Semi-Daily Journal Archive

The Blogspot archive of the weblog of J. Bradford DeLong, Professor of Economics and Chair of the PEIS major at U.C. Berkeley, a Research Associate of the National Bureau of Economic Research, and former Deputy Assistant Secretary of the U.S. Treasury.

Sunday, September 17, 2006

Department of "Huh?" (Mitch Daniels a Fiscal Conservative? Department)

Amy Schatz writes:

Washington Wire: Indiana Voters Leaning Leftward?: When he worked at the White House, Mitch Daniels wasn't always the most popular guy in the room. It's not an uncommon problem for the head of the Office of Management and Budget, whose job includes telling the president and federal agencies how much less money they'll have to spend than they want.

That's one reason why Daniels, who as Indiana governor has spent a lot of time trying to balance the state's budget, probably won't be fazed by new poll from WISH-TV in Indianapolis, showing Hoosiers aren't very happy with him. Daniels, a Republican, was rated in the fair or poor categories by 57% of all respondents (although just 35% of Republicans). The poll of 800 likely voters conducted from Sept. 5 to Sept. 8 found that 55% think the country is headed in the wrong direction while 41% say its going the right way.
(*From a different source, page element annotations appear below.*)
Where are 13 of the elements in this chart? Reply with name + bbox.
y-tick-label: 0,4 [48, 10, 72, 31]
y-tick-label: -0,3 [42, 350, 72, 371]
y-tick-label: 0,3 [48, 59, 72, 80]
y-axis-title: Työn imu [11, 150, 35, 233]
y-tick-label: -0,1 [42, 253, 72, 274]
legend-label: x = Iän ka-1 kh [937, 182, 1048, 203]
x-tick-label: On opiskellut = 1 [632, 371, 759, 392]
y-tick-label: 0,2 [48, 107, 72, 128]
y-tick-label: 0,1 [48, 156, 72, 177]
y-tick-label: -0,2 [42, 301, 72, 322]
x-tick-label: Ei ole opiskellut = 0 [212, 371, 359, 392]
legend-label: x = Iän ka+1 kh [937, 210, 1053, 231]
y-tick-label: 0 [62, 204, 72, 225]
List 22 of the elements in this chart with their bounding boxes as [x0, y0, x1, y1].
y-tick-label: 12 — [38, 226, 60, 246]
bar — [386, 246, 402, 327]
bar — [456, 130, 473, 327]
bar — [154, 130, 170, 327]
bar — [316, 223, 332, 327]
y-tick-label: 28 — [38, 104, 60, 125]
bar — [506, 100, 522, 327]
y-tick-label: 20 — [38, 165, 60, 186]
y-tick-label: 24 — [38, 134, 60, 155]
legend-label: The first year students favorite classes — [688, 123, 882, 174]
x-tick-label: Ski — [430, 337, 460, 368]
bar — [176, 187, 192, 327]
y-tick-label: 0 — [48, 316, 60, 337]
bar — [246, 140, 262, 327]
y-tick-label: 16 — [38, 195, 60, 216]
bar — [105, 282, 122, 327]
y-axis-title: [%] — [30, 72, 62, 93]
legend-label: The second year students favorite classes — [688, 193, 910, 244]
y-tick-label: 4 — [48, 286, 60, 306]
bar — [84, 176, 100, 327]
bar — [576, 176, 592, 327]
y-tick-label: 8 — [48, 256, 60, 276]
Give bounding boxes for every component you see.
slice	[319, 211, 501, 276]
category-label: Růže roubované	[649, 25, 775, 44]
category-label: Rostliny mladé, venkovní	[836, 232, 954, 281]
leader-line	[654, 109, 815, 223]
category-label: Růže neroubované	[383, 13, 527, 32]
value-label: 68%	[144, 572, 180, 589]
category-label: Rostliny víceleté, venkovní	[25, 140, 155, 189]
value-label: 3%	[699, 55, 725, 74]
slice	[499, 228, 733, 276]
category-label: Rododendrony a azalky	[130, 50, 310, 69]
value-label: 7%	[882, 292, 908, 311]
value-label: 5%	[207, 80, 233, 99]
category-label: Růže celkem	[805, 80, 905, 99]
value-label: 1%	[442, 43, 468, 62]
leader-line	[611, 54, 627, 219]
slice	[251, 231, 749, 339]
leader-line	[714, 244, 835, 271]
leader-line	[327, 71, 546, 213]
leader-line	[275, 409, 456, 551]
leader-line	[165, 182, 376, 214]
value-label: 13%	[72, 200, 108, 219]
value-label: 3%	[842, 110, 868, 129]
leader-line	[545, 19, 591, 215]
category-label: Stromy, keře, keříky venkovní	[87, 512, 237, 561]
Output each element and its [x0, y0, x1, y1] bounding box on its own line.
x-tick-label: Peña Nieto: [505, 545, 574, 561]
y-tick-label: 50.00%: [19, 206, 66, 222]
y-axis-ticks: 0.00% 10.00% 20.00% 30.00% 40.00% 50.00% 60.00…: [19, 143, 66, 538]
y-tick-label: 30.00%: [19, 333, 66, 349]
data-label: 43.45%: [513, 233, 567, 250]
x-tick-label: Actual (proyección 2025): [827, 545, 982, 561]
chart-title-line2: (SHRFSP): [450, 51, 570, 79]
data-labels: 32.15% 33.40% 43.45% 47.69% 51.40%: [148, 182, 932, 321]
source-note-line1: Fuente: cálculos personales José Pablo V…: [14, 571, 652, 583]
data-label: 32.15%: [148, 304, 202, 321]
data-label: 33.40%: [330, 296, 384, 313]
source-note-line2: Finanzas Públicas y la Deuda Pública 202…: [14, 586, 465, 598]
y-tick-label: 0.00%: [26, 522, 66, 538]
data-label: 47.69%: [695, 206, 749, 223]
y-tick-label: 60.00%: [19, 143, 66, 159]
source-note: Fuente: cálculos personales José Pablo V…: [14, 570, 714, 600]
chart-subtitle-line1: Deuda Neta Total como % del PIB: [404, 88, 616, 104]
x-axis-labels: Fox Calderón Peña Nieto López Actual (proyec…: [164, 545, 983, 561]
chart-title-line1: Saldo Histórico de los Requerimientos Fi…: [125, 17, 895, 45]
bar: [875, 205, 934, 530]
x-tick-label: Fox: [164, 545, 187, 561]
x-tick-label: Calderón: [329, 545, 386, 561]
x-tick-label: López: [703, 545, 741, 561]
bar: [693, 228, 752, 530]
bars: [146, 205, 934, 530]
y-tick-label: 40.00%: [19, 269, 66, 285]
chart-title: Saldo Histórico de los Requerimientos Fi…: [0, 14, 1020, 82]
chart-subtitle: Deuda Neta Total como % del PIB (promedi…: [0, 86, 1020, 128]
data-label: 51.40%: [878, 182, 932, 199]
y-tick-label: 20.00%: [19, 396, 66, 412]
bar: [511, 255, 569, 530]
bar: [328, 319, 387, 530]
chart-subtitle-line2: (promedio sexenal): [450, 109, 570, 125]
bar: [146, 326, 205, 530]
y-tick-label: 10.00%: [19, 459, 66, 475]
Daniels isn't up for re-election this fall. But three Indiana congressional seats are in play, which is why both Republicans and Democrats are pouring money and resources into the conservative state. Among local issues, voters appear to still be miffed about Daniels's decision to lease a northern Indiana toll road to an international conglomerate as well as the continuing drama over the state's effort to pick a time zone. Consequently, the answer to one poll question--"Would you like to see more Democrats or Republicans elected to Congress this year?"--may be somewhat troubling.

In all, 46% said they'd prefer more Democrats while 41% chose Republican. Among women, 50% preferred Democrats, and 35% favored Republicans.

But... but... but... everything I have heard--everything everyone I know has heard--is that Mitch Daniels did not do his job as OMB Director: that he was remarkably complaisant when anyone from White House Communications or Political Affairs wanted to raise spending or cut taxes. Certainly nobody I have talked to who worked in the Bush Treasury has said a good word for him, or has described him other than as an enabler of fiscal insanity.

That almost every OMB Director save Daniels has taken his job seriously doesn't mean that Daniels did. And I certainly haven't seen any signs.